Nem mesmo a tão propalada integridade de Mujica sobrevive a uma análise rigorosa. Em 2016, uma comissão parlamentar investigou contratos do governo uruguaio com a empreiteira brasileira OAS, envolvida em diversos escândalos da Lava Jato. A obra de uma usina de regaseificação contratada por seu governo terminou em prejuízo milionário, e documentos brasileiros indicavam pagamento de propina. Soma-se a isso o colapso financeiro da estatal ANCAP, que, sob sua administração, gerou perdas bilionárias e exigiu capitalização de emergência pelo Parlamento. As investigações não resultaram em condenação direta, mas corroeram a narrativa de pureza administrativa. Sua imagem ética, construída com frases de efeito e gestos teatrais, começou a ruir sob o peso das planilhas.

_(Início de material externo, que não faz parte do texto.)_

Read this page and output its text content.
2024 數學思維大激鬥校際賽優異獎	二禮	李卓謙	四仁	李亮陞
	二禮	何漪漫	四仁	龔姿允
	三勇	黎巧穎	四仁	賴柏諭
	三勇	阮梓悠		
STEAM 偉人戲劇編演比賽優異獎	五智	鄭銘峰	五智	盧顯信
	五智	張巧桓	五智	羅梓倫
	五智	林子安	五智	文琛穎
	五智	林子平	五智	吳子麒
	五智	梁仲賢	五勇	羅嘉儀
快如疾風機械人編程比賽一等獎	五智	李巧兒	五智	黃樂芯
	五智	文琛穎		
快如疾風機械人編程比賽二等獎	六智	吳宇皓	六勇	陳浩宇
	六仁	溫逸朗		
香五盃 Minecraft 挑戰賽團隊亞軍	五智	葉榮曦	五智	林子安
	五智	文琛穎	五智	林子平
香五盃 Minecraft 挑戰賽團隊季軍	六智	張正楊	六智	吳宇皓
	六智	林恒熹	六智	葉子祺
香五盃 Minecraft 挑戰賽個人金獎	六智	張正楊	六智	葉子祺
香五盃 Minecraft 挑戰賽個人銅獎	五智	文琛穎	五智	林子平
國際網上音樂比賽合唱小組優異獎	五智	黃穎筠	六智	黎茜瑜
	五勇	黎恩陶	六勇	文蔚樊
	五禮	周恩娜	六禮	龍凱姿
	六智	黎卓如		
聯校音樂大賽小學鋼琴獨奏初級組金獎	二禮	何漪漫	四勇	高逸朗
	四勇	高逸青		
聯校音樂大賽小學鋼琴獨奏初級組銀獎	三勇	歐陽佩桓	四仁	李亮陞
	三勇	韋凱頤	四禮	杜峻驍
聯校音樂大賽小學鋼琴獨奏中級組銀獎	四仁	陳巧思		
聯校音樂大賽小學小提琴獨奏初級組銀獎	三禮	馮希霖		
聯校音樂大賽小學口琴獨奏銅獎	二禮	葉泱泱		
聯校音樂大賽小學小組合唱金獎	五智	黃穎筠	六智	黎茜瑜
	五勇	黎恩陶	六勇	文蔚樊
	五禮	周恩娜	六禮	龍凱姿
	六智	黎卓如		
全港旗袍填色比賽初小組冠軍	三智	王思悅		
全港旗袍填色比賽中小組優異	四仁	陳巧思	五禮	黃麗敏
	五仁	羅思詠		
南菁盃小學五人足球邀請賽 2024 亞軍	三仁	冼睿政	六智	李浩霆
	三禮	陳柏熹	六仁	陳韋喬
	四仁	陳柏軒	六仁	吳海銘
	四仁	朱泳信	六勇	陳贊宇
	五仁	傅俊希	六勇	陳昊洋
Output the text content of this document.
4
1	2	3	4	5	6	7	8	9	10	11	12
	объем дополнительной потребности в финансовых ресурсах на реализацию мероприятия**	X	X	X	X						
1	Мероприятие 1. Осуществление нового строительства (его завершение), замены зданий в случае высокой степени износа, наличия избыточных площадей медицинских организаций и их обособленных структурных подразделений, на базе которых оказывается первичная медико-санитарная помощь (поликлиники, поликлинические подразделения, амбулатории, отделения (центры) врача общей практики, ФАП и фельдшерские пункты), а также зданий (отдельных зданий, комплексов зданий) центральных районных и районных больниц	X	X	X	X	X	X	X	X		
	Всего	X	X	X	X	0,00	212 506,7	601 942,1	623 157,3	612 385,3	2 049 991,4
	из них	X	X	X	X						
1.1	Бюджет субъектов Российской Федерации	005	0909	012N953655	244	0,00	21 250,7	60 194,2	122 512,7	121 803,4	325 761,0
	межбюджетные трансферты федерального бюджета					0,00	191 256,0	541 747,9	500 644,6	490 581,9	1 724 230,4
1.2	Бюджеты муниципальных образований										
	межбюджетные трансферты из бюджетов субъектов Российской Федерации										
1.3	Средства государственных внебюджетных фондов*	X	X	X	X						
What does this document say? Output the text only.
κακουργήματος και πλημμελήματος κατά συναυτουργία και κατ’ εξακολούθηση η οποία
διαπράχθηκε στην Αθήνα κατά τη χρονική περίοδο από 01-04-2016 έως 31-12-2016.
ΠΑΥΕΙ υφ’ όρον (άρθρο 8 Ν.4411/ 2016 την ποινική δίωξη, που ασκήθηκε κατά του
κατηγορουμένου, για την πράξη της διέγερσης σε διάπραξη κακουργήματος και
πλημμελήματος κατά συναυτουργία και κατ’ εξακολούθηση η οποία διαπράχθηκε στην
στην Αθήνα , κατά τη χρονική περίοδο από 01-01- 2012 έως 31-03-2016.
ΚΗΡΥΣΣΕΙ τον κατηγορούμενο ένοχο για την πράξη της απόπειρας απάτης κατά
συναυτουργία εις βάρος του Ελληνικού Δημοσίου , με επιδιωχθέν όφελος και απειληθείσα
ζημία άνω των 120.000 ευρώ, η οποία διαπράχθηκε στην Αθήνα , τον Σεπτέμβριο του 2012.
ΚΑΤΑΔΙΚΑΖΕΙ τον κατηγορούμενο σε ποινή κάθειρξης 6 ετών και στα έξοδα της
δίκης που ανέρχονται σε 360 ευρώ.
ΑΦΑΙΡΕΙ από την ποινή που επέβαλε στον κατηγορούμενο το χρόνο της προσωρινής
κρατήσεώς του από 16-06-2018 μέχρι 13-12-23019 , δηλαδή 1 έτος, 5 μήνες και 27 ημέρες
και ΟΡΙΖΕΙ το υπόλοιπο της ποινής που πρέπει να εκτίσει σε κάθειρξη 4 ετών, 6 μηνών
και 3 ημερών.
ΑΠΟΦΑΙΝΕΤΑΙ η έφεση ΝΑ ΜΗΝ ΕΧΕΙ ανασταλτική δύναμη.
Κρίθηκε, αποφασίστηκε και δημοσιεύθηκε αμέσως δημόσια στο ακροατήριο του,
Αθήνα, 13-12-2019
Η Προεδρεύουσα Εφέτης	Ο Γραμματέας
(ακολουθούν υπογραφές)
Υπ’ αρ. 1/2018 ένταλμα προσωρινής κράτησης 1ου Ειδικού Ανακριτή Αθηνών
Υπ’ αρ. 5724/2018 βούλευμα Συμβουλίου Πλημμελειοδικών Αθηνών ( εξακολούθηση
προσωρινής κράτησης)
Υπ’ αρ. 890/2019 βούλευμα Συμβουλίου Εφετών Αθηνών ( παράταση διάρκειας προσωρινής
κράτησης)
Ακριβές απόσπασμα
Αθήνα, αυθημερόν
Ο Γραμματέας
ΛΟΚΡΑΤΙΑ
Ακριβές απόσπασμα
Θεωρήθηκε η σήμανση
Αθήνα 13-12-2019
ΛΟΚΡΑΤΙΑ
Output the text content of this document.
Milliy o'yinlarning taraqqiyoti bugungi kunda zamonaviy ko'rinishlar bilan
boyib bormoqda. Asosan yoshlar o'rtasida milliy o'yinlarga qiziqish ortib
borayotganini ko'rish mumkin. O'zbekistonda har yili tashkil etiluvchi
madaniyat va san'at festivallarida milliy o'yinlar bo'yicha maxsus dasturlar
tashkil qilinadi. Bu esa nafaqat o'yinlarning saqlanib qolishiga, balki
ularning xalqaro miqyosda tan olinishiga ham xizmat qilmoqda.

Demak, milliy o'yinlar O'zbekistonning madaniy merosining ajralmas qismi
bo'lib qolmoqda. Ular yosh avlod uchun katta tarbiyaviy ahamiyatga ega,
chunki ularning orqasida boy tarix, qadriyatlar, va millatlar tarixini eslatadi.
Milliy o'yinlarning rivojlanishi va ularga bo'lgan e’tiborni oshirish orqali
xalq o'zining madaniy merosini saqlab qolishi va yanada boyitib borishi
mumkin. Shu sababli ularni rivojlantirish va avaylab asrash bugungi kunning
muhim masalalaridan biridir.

José Mujica não foi um monge — foi um militante que trocou o fuzil pela retórica, sem nunca ter abandonado a lógica de que os fins justificam os meios. Sua morte merece reflexão, não idolatria. Se quisermos honrar de fato a democracia, talvez devêssemos começar por deixar de romantizar aqueles que tentaram destruí-la à bala — mesmo que, no fim da vida, tenham aprendido a esquecer o próprio lado sombrio.

 

André Burger é economista e conselheiro superior do Instituto Liberal.